E o Brasil? Já se passaram dois anos que o presidente Bolsonaro assumiu. Difícil apontar a existência de uma estratégia comercial, se é que ela existe. É o momento para uma reflexão. Os equívocos de Trump no comércio devem servir de alerta.
O ministro das Relações Exteriores fala e escreve ideias desconexas, nas quais se inclui a idolatria a Trump. É o porta-voz do grupo que trouxe para o Brasil um discurso que valoriza um suposto nacionalismo e patriotismo, condenando o que chamam de globalismo. Difícil vê-lo como bom interlocutor nesse novo espaço de negociação internacional, no qual o Brasil historicamente se posicionava com equilíbrio, defendendo interesses comerciais claros, onde destaco os agrícolas, mesmo que divergentes dos das grandes potências.
O ministro da Economia, detentor de ideias do pensamento liberal, derrapa nas propostas de modernização da economia, essenciais para uma maior integração, sem as quais teremos enorme dificuldade em negociar acordos de livre-comércio.
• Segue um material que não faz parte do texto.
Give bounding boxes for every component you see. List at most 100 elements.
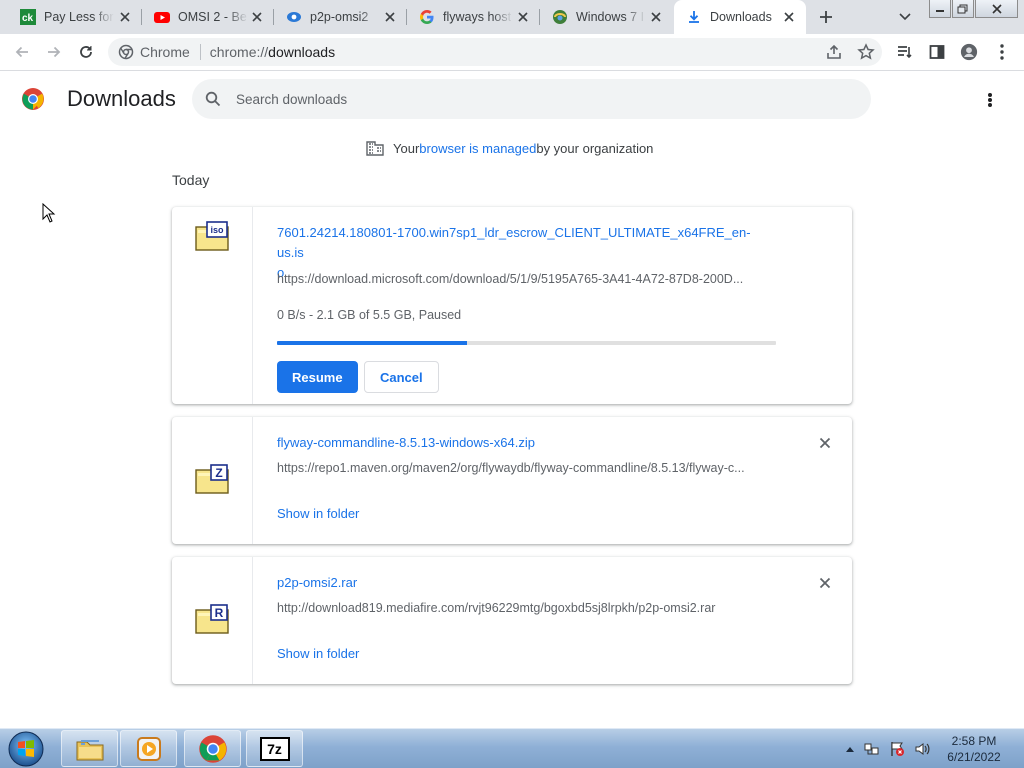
profile-avatar-icon[interactable] bbox=[960, 43, 978, 61]
search-icon bbox=[205, 91, 221, 107]
windows-start-orb-icon[interactable] bbox=[5, 730, 47, 768]
search-input[interactable] bbox=[236, 91, 836, 107]
close-tab-icon[interactable] bbox=[250, 10, 264, 24]
close-tab-icon[interactable] bbox=[782, 10, 796, 24]
close-tab-icon[interactable] bbox=[383, 10, 397, 24]
filename-line1: 7601.24214.180801-1700.win7sp1_ldr_escro… bbox=[277, 225, 751, 260]
tab-title: Pay Less for bbox=[44, 10, 114, 24]
side-panel-icon[interactable] bbox=[928, 43, 946, 61]
show-in-folder-link[interactable]: Show in folder bbox=[277, 646, 359, 661]
download-filename-link[interactable]: flyway-commandline-8.5.13-windows-x64.zi… bbox=[277, 433, 535, 453]
download-favicon-icon bbox=[686, 9, 702, 25]
download-filename-link[interactable]: p2p-omsi2.rar bbox=[277, 573, 357, 593]
media-player-icon[interactable] bbox=[120, 730, 177, 767]
download-status-text: 0 B/s - 2.1 GB of 5.5 GB, Paused bbox=[277, 308, 462, 322]
tab-flyways-host[interactable]: flyways host bbox=[407, 0, 540, 34]
managed-prefix: Your bbox=[393, 140, 420, 156]
tab-strip: ck Pay Less for OMSI 2 - Be p2p-omsi2 fl… bbox=[0, 0, 1024, 34]
clock-time: 2:58 PM bbox=[951, 734, 997, 748]
file-type-letter: Z bbox=[215, 466, 222, 480]
google-favicon-icon bbox=[419, 9, 435, 25]
chip-label: Chrome bbox=[140, 44, 190, 60]
svg-text:ck: ck bbox=[22, 13, 34, 24]
share-icon[interactable] bbox=[825, 43, 843, 61]
page-title: Downloads bbox=[67, 86, 176, 111]
tab-p2p-omsi2[interactable]: p2p-omsi2 bbox=[274, 0, 407, 34]
windows-taskbar: 7z 2:58 PM 6/21/2022 bbox=[0, 728, 1024, 768]
tab-omsi2-youtube[interactable]: OMSI 2 - Be bbox=[142, 0, 274, 34]
tab-title: p2p-omsi2 bbox=[310, 10, 369, 24]
chrome-icon[interactable] bbox=[184, 730, 241, 767]
file-type-letter: iso bbox=[210, 225, 224, 235]
ck-favicon-icon: ck bbox=[20, 9, 36, 25]
tab-title: OMSI 2 - Be bbox=[178, 10, 247, 24]
download-item-p2p-rar: R p2p-omsi2.rar http://download819.media… bbox=[172, 557, 852, 684]
file-type-letter: R bbox=[215, 606, 224, 620]
download-source-url: http://download819.mediafire.com/rvjt962… bbox=[277, 601, 716, 615]
windows-explorer-icon[interactable] bbox=[61, 730, 118, 767]
network-icon[interactable] bbox=[864, 741, 880, 757]
action-center-flag-icon[interactable] bbox=[889, 741, 905, 757]
youtube-favicon-icon bbox=[154, 9, 170, 25]
reload-icon[interactable] bbox=[76, 42, 96, 62]
forward-arrow-icon[interactable] bbox=[44, 42, 64, 62]
rar-file-icon: R bbox=[195, 604, 229, 634]
url-scheme: chrome:// bbox=[209, 44, 269, 60]
zip-file-icon: Z bbox=[195, 464, 229, 494]
file-icon-column: R bbox=[172, 557, 253, 684]
address-bar[interactable]: Chrome chrome://downloads bbox=[108, 38, 882, 66]
browser-menu-icon[interactable] bbox=[994, 43, 1010, 61]
building-icon bbox=[366, 141, 384, 156]
windows-favicon-icon bbox=[552, 9, 568, 25]
download-source-url: https://download.microsoft.com/download/… bbox=[277, 272, 744, 286]
cancel-button[interactable]: Cancel bbox=[364, 361, 439, 393]
date-section-label: Today bbox=[172, 172, 210, 188]
tab-downloads[interactable]: Downloads bbox=[674, 0, 806, 34]
clock-date: 6/21/2022 bbox=[947, 750, 1001, 764]
back-arrow-icon[interactable] bbox=[12, 42, 32, 62]
7zip-icon[interactable]: 7z bbox=[246, 730, 303, 767]
download-source-url: https://repo1.maven.org/maven2/org/flywa… bbox=[277, 461, 745, 475]
tab-windows7[interactable]: Windows 7 I bbox=[540, 0, 673, 34]
remove-download-icon[interactable] bbox=[818, 436, 832, 450]
download-progress-bar bbox=[277, 341, 776, 345]
resume-button[interactable]: Resume bbox=[277, 361, 358, 393]
close-tab-icon[interactable] bbox=[649, 10, 663, 24]
browser-managed-link[interactable]: browser is managed bbox=[419, 141, 536, 156]
managed-notice: Your browser is managed by your organiza… bbox=[366, 140, 653, 156]
browser-toolbar: Chrome chrome://downloads bbox=[0, 34, 1024, 71]
close-tab-icon[interactable] bbox=[118, 10, 132, 24]
url-path: downloads bbox=[268, 44, 336, 60]
close-window-icon[interactable] bbox=[975, 0, 1018, 18]
file-icon-column: Z bbox=[172, 417, 253, 544]
downloads-header: Downloads bbox=[0, 72, 1024, 128]
managed-suffix: by your organization bbox=[536, 140, 654, 156]
chrome-chip-icon bbox=[118, 44, 134, 60]
restore-window-icon[interactable] bbox=[952, 0, 974, 18]
site-info-chip[interactable]: Chrome bbox=[108, 44, 201, 60]
show-in-folder-link[interactable]: Show in folder bbox=[277, 506, 359, 521]
iso-file-icon: iso bbox=[195, 221, 229, 251]
mouse-cursor-icon bbox=[42, 203, 56, 223]
tab-title: Downloads bbox=[710, 10, 772, 24]
download-progress-fill bbox=[277, 341, 467, 345]
search-downloads-bar[interactable] bbox=[192, 79, 871, 119]
tab-search-chevron-icon[interactable] bbox=[895, 9, 915, 25]
tab-title: flyways host bbox=[443, 10, 512, 24]
show-hidden-icons-icon[interactable] bbox=[845, 745, 855, 753]
remove-download-icon[interactable] bbox=[818, 576, 832, 590]
tab-title: Windows 7 I bbox=[576, 10, 645, 24]
reading-list-icon[interactable] bbox=[896, 43, 914, 61]
7zip-label: 7z bbox=[259, 736, 290, 761]
volume-icon[interactable] bbox=[914, 741, 932, 757]
minimize-window-icon[interactable] bbox=[929, 0, 951, 18]
tab-pay-less[interactable]: ck Pay Less for bbox=[8, 0, 142, 34]
downloads-menu-icon[interactable] bbox=[982, 90, 998, 110]
taskbar-clock[interactable]: 2:58 PM 6/21/2022 bbox=[940, 733, 1008, 765]
url-text: chrome://downloads bbox=[201, 44, 335, 60]
bookmark-star-icon[interactable] bbox=[857, 43, 875, 61]
download-item-flyway-zip: Z flyway-commandline-8.5.13-windows-x64.… bbox=[172, 417, 852, 544]
chrome-logo-icon bbox=[22, 88, 44, 110]
new-tab-icon[interactable] bbox=[815, 7, 837, 27]
close-tab-icon[interactable] bbox=[516, 10, 530, 24]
Reitera o interesse em ver o Brasil dentro da OCDE (Organização para a Cooperação e Desenvolvimento Econômico), grupo de países onde prosperam interesses importantes para os mercados financeiros. A ministra da Agricultura, de visão prática sobre os interesses agrícolas, foi decisiva na finalização do acordo comercial Mercosul-União Europeia que se alongava havia décadas — e que hoje enfrenta resistências na homologação pelos parlamentos dos países europeus como resultado da inépcia do Brasil na questão ambiental.
A guerra comercial Estados Unidos-China e as duas epidemias, de Covid-19 e PSA (Peste Suína Africana), ampliaram muito as exportações e preços dos produtos agrícolas. O fluxo comercial tomou tamanha dimensão que alimentou o debate interno sobre os perigos de uma dependência do Brasil em relação ao mercado chinês. Do lado brasileiro, temos milhares de produtores vendendo por meio de intermediários comerciais. Do lado chinês, um número muito menor de compradores e um governo central com enorme capacidade de intervenção nos mercados. No campo bilateral, é essencial fortalecer um relacionamento de confiança mútua, garantindo estabilidade e qualidade. Regras multilaterais, porém, são essenciais para enfrentar distúrbios imprevistos que sempre poderão ocorrer. Guerra comercial é a última coisa que queremos.
O grande desafio do país é se inserir em um mundo que, agora com Biden, parece retornar à prevalência dos acordos globais. Defender com competência os interesses do Brasil, conjuntamente com inúmeros países em desenvolvimento, na reforma da OMC será um grande desafio. É preciso reconhecer regras e entender que as negociações visando obter novos acordos por consenso de 164 países se esgotaram. Parece que os enfrentamentos que Trump imaginou resolver diretamente com a China serão transferidos para Genebra.
Novos temas, em especial a questão dos gases do efeito estufa e seus efeitos no clima, estarão na pauta, tanto do lado da valorização dos produtos positivos como da penalização daqueles que se contrapõem à discussão ambiental. O comércio é uma arma muito forte e os países desenvolvidos atuarão para utilizá-la visando seus interesses. Cumpre ao Brasil estar preparado e consciente de que é também o que desejamos — um futuro sustentável e um comércio internacional responsável. São necessárias regras claras e competentemente negociadas. Rompantes e populismos não resolvem e podem causar grandes danos. Temos a obrigação e o peso para liderar nossos vizinhos sul-americanos — o que exige, antes de tudo, saber o que desejamos e para onde queremos ir.